Vocabulary issues represented another major hurdle, and although not the ‘fault’ of SMW, they did hinder the project. For instance, there are a variety of sources that map targets to indications (OMIM, internal project data, competitor intelligence), yet each uses a different disease dictionary. Thus, users wish to click on ‘asthma’ to see all associated proteins and targets, but this is quite difficult to achieve without much laborious mapping of disease identifiers and terms. Conversely, there are no publically available standards around multi-protein drug targets (e.g. ‘protein kinase C’, ‘GABA receptor’, ‘gastric proton pump’). This means that public data regarding these entities are poorly organised and difficult to identify and integrate. As a consequence, we are able to present only a small amount of information for these entities, mostly driven from internal systems (we do, of course, provide links to the pages for the individual protein components). We believe target information provision would be much enhanced if there were open standards and identifiers available for these entities. Indeed, addressing vocabulary and identity challenges may be key to progressing information integration and appear to be good candidates for pre-competitive collaboration [30].

For the future, we would like to create research unit-specific sections within the pages, sourced from (e.g.) disease-specific databases and configured to appear to relevant users only. We are also investigating the integration of ‘live’ data by consuming web services directly into the wiki using available extensions [31]. We conclude that SMW provides a powerful platform from which to deliver this and other enhancements for our users.

17.2 The Disease Knowledge Workbench (DKWB)

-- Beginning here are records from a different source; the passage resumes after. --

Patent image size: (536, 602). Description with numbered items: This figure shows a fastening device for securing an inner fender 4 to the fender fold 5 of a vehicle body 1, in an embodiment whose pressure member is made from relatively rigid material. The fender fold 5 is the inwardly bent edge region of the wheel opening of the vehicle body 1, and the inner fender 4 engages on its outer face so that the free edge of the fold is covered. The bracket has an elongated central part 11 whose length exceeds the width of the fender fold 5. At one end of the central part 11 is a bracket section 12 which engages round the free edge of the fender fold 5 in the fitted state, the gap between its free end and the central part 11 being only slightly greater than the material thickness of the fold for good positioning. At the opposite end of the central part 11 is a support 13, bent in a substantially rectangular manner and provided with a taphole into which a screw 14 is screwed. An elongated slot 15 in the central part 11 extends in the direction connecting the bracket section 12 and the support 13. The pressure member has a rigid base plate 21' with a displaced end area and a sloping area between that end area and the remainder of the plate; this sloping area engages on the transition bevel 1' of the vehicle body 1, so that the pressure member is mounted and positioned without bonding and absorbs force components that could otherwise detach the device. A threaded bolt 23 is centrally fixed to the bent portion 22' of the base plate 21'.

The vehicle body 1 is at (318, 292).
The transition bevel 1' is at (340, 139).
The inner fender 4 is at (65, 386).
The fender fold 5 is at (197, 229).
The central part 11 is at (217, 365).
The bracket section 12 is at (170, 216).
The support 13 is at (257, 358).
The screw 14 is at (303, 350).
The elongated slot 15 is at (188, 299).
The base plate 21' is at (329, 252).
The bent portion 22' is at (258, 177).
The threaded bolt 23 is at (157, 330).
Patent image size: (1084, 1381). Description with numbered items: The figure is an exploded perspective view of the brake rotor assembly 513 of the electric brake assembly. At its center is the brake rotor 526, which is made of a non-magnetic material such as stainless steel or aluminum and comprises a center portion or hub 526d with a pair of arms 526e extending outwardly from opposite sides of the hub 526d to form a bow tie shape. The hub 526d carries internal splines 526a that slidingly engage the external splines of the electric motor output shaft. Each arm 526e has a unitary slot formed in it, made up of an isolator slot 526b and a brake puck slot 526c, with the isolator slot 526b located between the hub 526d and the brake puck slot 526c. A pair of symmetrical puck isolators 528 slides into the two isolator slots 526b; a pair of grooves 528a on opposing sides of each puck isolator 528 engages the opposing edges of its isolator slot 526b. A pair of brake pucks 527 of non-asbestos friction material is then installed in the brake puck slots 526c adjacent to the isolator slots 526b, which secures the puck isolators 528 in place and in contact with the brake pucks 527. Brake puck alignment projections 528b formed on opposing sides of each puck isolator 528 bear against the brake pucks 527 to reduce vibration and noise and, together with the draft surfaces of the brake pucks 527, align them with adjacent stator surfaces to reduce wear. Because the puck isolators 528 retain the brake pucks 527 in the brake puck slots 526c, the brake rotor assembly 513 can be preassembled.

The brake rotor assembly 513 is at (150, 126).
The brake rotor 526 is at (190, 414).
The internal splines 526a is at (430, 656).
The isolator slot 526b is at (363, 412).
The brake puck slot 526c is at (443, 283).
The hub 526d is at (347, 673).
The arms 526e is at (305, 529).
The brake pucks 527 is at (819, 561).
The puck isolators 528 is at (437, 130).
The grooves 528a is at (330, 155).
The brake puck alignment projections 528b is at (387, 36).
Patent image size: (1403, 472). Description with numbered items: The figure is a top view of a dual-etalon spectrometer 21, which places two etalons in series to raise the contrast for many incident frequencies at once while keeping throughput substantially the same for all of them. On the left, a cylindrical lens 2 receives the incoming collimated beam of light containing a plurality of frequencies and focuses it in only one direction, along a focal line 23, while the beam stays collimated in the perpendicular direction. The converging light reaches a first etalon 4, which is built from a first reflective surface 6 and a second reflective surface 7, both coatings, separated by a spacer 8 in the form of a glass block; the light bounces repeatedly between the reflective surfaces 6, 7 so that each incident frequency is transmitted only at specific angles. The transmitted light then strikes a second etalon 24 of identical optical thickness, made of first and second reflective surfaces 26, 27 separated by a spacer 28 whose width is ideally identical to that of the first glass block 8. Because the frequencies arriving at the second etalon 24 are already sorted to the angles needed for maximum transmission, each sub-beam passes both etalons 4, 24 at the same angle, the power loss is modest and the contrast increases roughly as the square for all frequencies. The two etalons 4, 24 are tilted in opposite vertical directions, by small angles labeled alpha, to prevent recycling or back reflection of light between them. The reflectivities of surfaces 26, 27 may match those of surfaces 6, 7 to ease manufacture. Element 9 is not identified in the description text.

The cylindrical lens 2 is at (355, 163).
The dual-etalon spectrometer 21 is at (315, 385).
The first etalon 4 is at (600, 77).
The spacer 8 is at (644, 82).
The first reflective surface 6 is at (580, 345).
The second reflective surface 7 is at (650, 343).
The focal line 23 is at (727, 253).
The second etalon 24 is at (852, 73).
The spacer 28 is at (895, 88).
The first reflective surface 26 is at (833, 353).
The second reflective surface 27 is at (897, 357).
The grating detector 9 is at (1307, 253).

The Pfizer Indications Discovery Research Unit (IDU) was established to identify and explore alternative indications for compounds that have reached late stage clinical development. The IDU is a highly collaborative group; project leads, academic collaborators and computational scientists work together to develop holistic views of the cellular processes and molecular pathways within a disease of interest. Such deep understanding allows the unit to address key areas such as patient stratification, confidence in target rationale and identification of the best therapeutic mechanism and outcome biomarkers. Thus, fulfilling the IDUs’ mission requires the effective management and exploitation of relevant information across a very diverse range of diseases.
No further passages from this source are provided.